Cette matinée dominicale oscillant entre symbolisme, impressionnisme et expressionisme encore un brin coquet s’ouvre avec le Quintette du marin Jean Cras (1879-1932), ami d’Henri Duparc dont il transmue l’héritage romantique [lire notre critique de leur correspondance, parue chez Symétrie, et notre critique du CD des mélodies avec orchestre]. Conçue pour harpe, flûte, violon, alto et violoncelle, l’œuvre est commencée en 1927 à bord d’un cuirassé ; elle serait créée en 1929, sur la terre ferme, et dédiée à Pierre Jamet. La lumière de la flûte traverse l’ostinato de la harpe, dans les premiers pas assez enjoués du premier mouvement. Une quiétude printanière habite ce prélude auquel succède un élan dansé aux saveurs exotiques. Le retour du motif initial s’effectue d’abord dans une sonorité secrète, pour mieux exploser la fin du chapitre.
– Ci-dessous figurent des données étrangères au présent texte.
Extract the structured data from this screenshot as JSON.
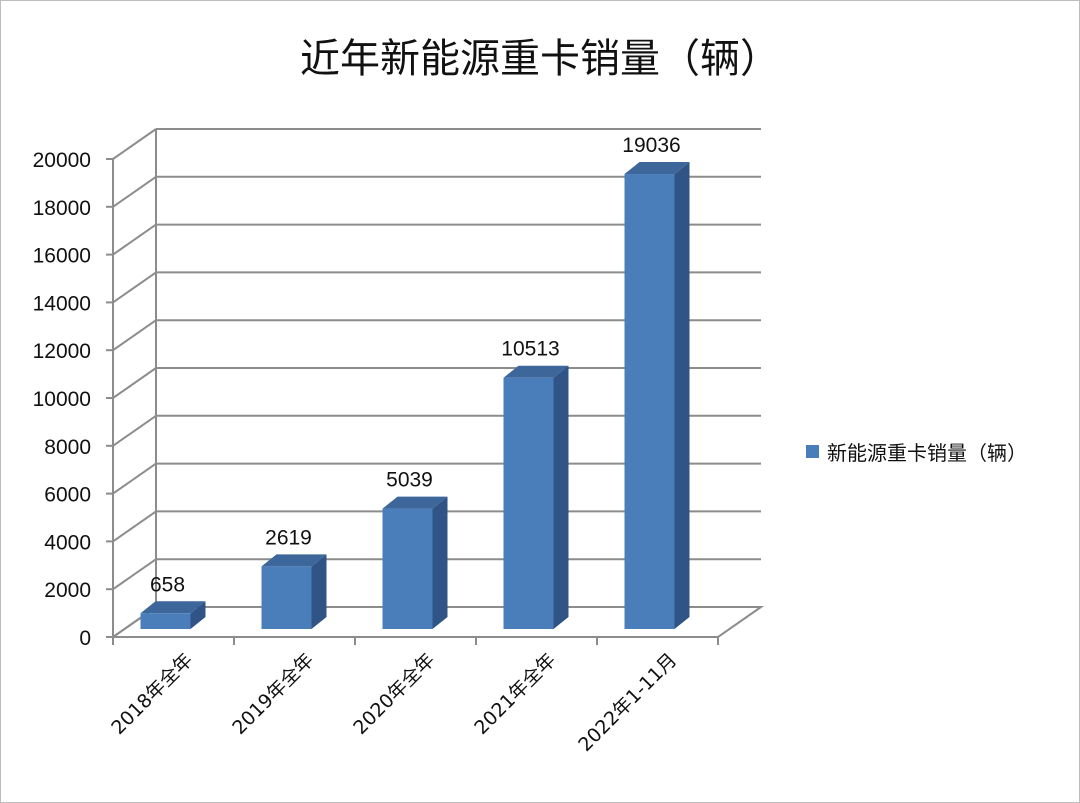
{
  "chart_data": {
    "type": "bar",
    "title": "近年新能源重卡销量（辆）",
    "categories": [
      "2018年全年",
      "2019年全年",
      "2020年全年",
      "2021年全年",
      "2022年1-11月"
    ],
    "series": [
      {
        "name": "新能源重卡销量（辆）",
        "values": [
          658,
          2619,
          5039,
          10513,
          19036
        ]
      }
    ],
    "data_labels": [
      "658",
      "2619",
      "5039",
      "10513",
      "19036"
    ],
    "ylim": [
      0,
      20000
    ],
    "yticks": [
      0,
      2000,
      4000,
      6000,
      8000,
      10000,
      12000,
      14000,
      16000,
      18000,
      20000
    ],
    "ytick_labels": [
      "0",
      "2000",
      "4000",
      "6000",
      "8000",
      "10000",
      "12000",
      "14000",
      "16000",
      "18000",
      "20000"
    ],
    "grid": true,
    "legend_position": "right",
    "three_d": true,
    "colors": {
      "bar_front": "#4a7ebb",
      "bar_side": "#2f5485",
      "bar_top": "#3d679b",
      "grid": "#8c8c8c"
    }
  }
}
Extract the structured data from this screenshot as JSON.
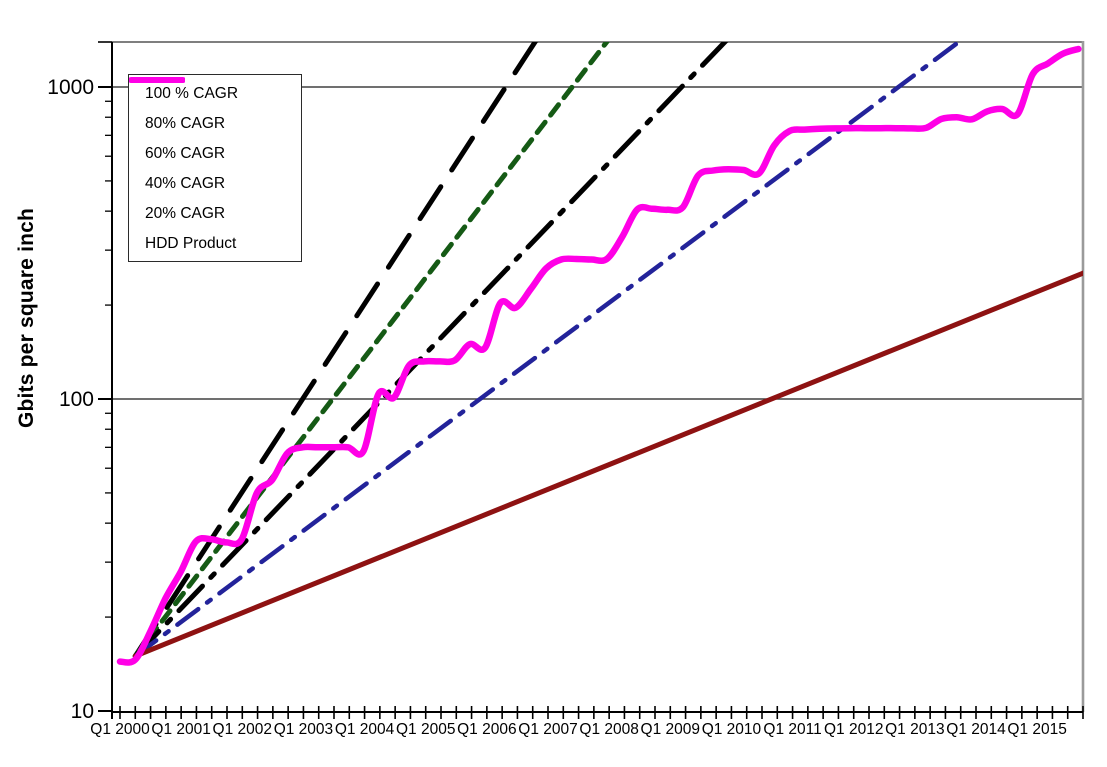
{
  "chart_data": {
    "type": "line",
    "title": "",
    "xlabel": "",
    "ylabel": "Gbits per square inch",
    "y_scale": "log",
    "ylim": [
      10,
      1400
    ],
    "y_tick_labels": [
      "10",
      "100",
      "1000"
    ],
    "y_tick_values": [
      10,
      100,
      1000
    ],
    "grid_y": [
      100,
      1000
    ],
    "x_unit": "quarter",
    "x_quarters_total": 64,
    "x_tick_labels": [
      "Q1 2000",
      "Q1 2001",
      "Q1 2002",
      "Q1 2003",
      "Q1 2004",
      "Q1 2005",
      "Q1 2006",
      "Q1 2007",
      "Q1 2008",
      "Q1 2009",
      "Q1 2010",
      "Q1 2011",
      "Q1 2012",
      "Q1 2013",
      "Q1 2014",
      "Q1 2015"
    ],
    "legend_position": "top-left",
    "series": [
      {
        "name": "100 % CAGR",
        "kind": "cagr_reference",
        "cagr_percent": 100,
        "start_quarter_index": 1,
        "start_value_gbits_per_in2": 15,
        "color": "#000000",
        "dash": [
          38,
          20
        ],
        "stroke_width": 5
      },
      {
        "name": "80% CAGR",
        "kind": "cagr_reference",
        "cagr_percent": 80,
        "start_quarter_index": 1,
        "start_value_gbits_per_in2": 15,
        "color": "#155a15",
        "dash": [
          13,
          9
        ],
        "stroke_width": 5
      },
      {
        "name": "60% CAGR",
        "kind": "cagr_reference",
        "cagr_percent": 60,
        "start_quarter_index": 1,
        "start_value_gbits_per_in2": 15,
        "color": "#000000",
        "dash": [
          34,
          12,
          5,
          12
        ],
        "stroke_width": 5
      },
      {
        "name": "40% CAGR",
        "kind": "cagr_reference",
        "cagr_percent": 40,
        "start_quarter_index": 1,
        "start_value_gbits_per_in2": 15,
        "color": "#23239a",
        "dash": [
          26,
          11,
          4.5,
          11
        ],
        "stroke_width": 4.5
      },
      {
        "name": "20% CAGR",
        "kind": "cagr_reference",
        "cagr_percent": 20,
        "start_quarter_index": 1,
        "start_value_gbits_per_in2": 15,
        "color": "#8e1212",
        "dash": [],
        "stroke_width": 5
      },
      {
        "name": "HDD Product",
        "kind": "measured",
        "color": "#ff00e6",
        "stroke_width": 6.5,
        "dash": [],
        "first_quarter_label": "Q1 2000",
        "values_gbits_per_in2": [
          14.4,
          14.6,
          18,
          23,
          28,
          35,
          35.5,
          34.7,
          35.5,
          50,
          55,
          67,
          70,
          70,
          70,
          70,
          68,
          104,
          101,
          128,
          132,
          132,
          133,
          150,
          146,
          203,
          196,
          225,
          262,
          280,
          281,
          280,
          281,
          330,
          405,
          407,
          404,
          412,
          520,
          540,
          545,
          542,
          528,
          650,
          722,
          730,
          735,
          737,
          738,
          738,
          738,
          738,
          737,
          740,
          790,
          800,
          788,
          835,
          850,
          818,
          1100,
          1190,
          1280,
          1324
        ]
      }
    ]
  }
}
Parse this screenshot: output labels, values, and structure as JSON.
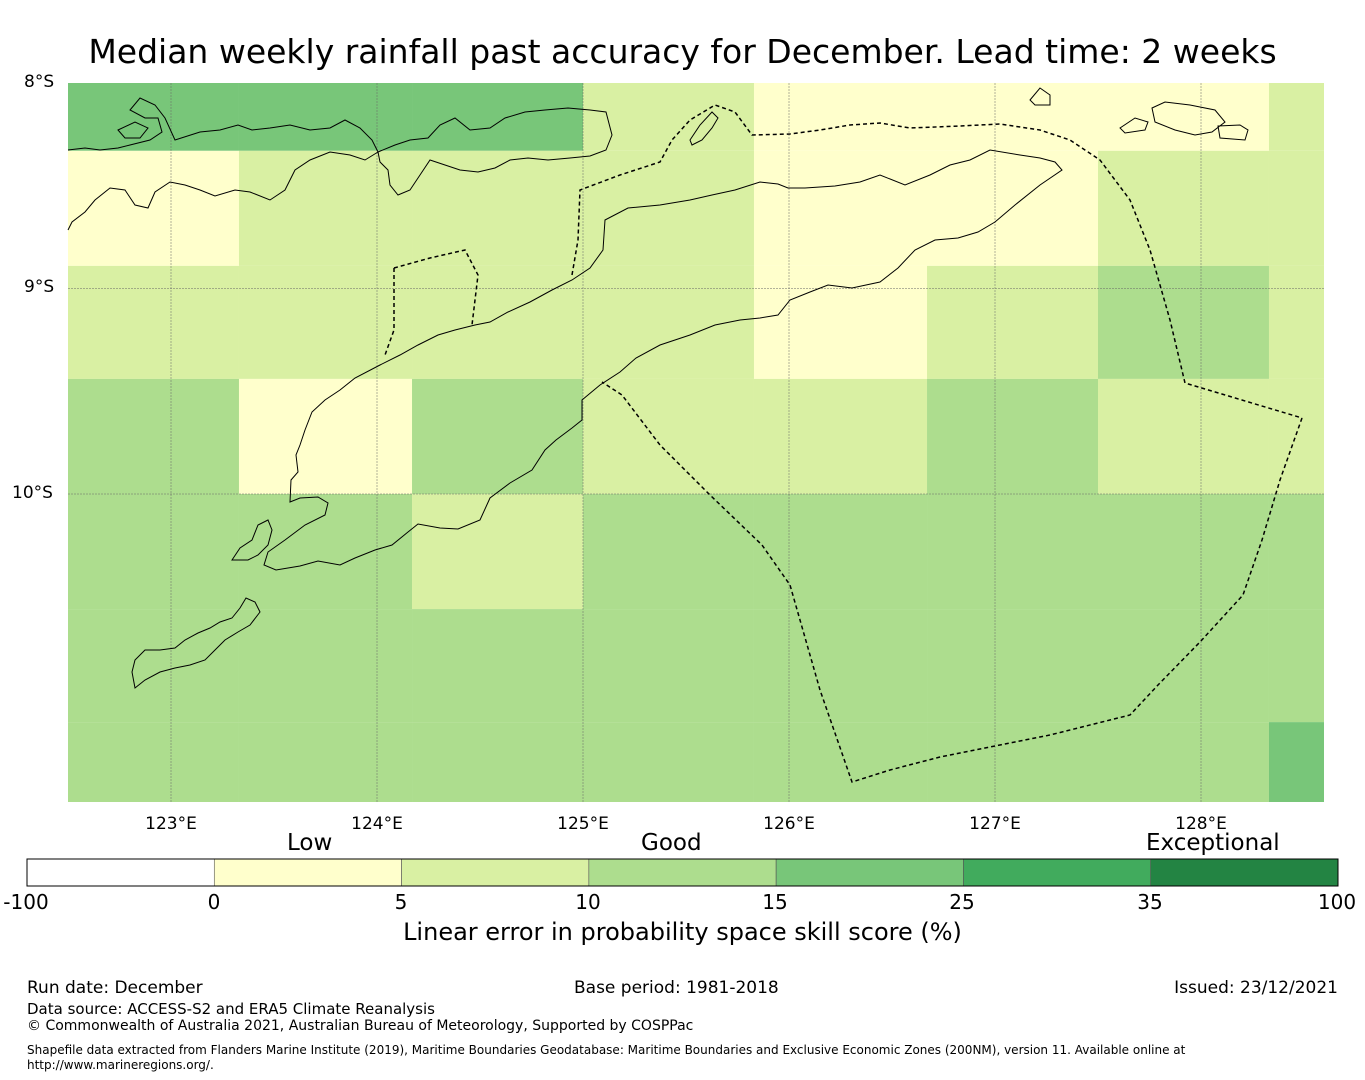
{
  "title": "Median weekly rainfall past accuracy for December. Lead time: 2 weeks",
  "lat_labels": [
    "8°S",
    "9°S",
    "10°S"
  ],
  "lon_labels": [
    "123°E",
    "124°E",
    "125°E",
    "126°E",
    "127°E",
    "128°E"
  ],
  "map_grid": {
    "lon_edges": [
      122.5,
      123.33,
      124.17,
      125.0,
      125.83,
      126.67,
      127.5,
      128.33,
      128.6
    ],
    "lat_edges": [
      -8.0,
      -8.33,
      -8.89,
      -9.44,
      -10.0,
      -10.56,
      -11.11,
      -11.5
    ],
    "cells": [
      [
        "c25",
        "c25",
        "c25",
        "c10",
        "c5",
        "c5",
        "c5",
        "c10"
      ],
      [
        "c5",
        "c10",
        "c10",
        "c10",
        "c5",
        "c5",
        "c10",
        "c10"
      ],
      [
        "c10",
        "c10",
        "c10",
        "c10",
        "c5",
        "c10",
        "c15",
        "c10"
      ],
      [
        "c15",
        "c5",
        "c15",
        "c10",
        "c10",
        "c15",
        "c10",
        "c10"
      ],
      [
        "c15",
        "c15",
        "c10",
        "c15",
        "c15",
        "c15",
        "c15",
        "c15"
      ],
      [
        "c15",
        "c15",
        "c15",
        "c15",
        "c15",
        "c15",
        "c15",
        "c15"
      ],
      [
        "c15",
        "c15",
        "c15",
        "c15",
        "c15",
        "c15",
        "c15",
        "c25"
      ]
    ]
  },
  "colors": {
    "cneg": "#ffffff",
    "c5": "#ffffcc",
    "c10": "#d9f0a3",
    "c15": "#addd8e",
    "c25": "#78c679",
    "c35": "#41ab5d",
    "c100": "#238443",
    "coast": "#000000"
  },
  "colorbar": {
    "categories": [
      "Low",
      "Good",
      "Exceptional"
    ],
    "ticks": [
      "-100",
      "0",
      "5",
      "10",
      "15",
      "25",
      "35",
      "100"
    ],
    "bins": [
      "cneg",
      "c5",
      "c10",
      "c15",
      "c25",
      "c35",
      "c100"
    ],
    "label": "Linear error in probability space skill score (%)"
  },
  "footer": {
    "run_date": "Run date: December",
    "base_period": "Base period: 1981-2018",
    "issued": "Issued: 23/12/2021",
    "data_source": "Data source: ACCESS-S2 and ERA5 Climate Reanalysis",
    "copyright": "© Commonwealth of Australia 2021, Australian Bureau of Meteorology, Supported by COSPPac",
    "shapefile": "Shapefile data extracted from Flanders Marine Institute (2019), Maritime Boundaries Geodatabase: Maritime Boundaries and Exclusive Economic Zones (200NM), version 11. Available online at http://www.marineregions.org/."
  }
}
Après l’à peine mélancolique Animé, qui lui aussi regardera la côte avec une folle envie de gambader dans les frondaisons, les cordes mystérieuses de Lent se mirent dans des étoiles antipodes, elles-mêmes reflétées par un violoncelle en miroir (Olivier Garban). Le nocturne s’évapore dans le charme gracile d’une berceuse bienveillante. Joueur, avec sa flûte volubile (Ing-Li Chou) – une année plus tôt, Cras livrait une Suite en duo en la bémol majeur pour flûte et harpe, dédiée à René Le Roy –, Très animé ravit l’écoute d’une franche belle humeur que nos instrumentistes chantent généreusement.

Pour la Pleyel chromatique Claude Debussy écrivit en 1915 la Sonate pour flûte, alto et harpe. Angèle Pateau (alto) insuffle une demi-teinte fauve à ses trois mouvements tour à tour tendres ou gagnés par une verve épique, la plupart du temps désespérée – temps de guerre, temps de maladie mortelle, aussi, pour l’auteur. Continuons de remonter les années, bien qu’André Caplet soit le cadet de Debussy dont il orchestra plusieurs pièces. En 1908, il compose une Étude symphonique qui trouve son programme dans The mask of the red death d’Edgar Poe (1842) que Baudelaire avait traduit (Le masque de la mort rouge) ; il la révise en 1923 pour en faire son Conte fantastique pour harpe et quatuor à cordes. Rien d’impressionniste, cette fois : le choléra n’a rien des éthers floutés, ce que souligne cette musique qui tournoie dans l’effluve des charognes. L’expressivité de l’exécution est exemplaire (les violonistes sont Thomas Gautier et Tiphanie Trémureau), avec son bal exquisément morbide et le glas de son abrupte désillusion. Le clarinettiste Sébastien Koebel rejoint la scène pour Introduction et Allegro en sol bémol majeur de Maurice Ravel (1905), une page plus connue qui conclut sereinement ce rendez-vous.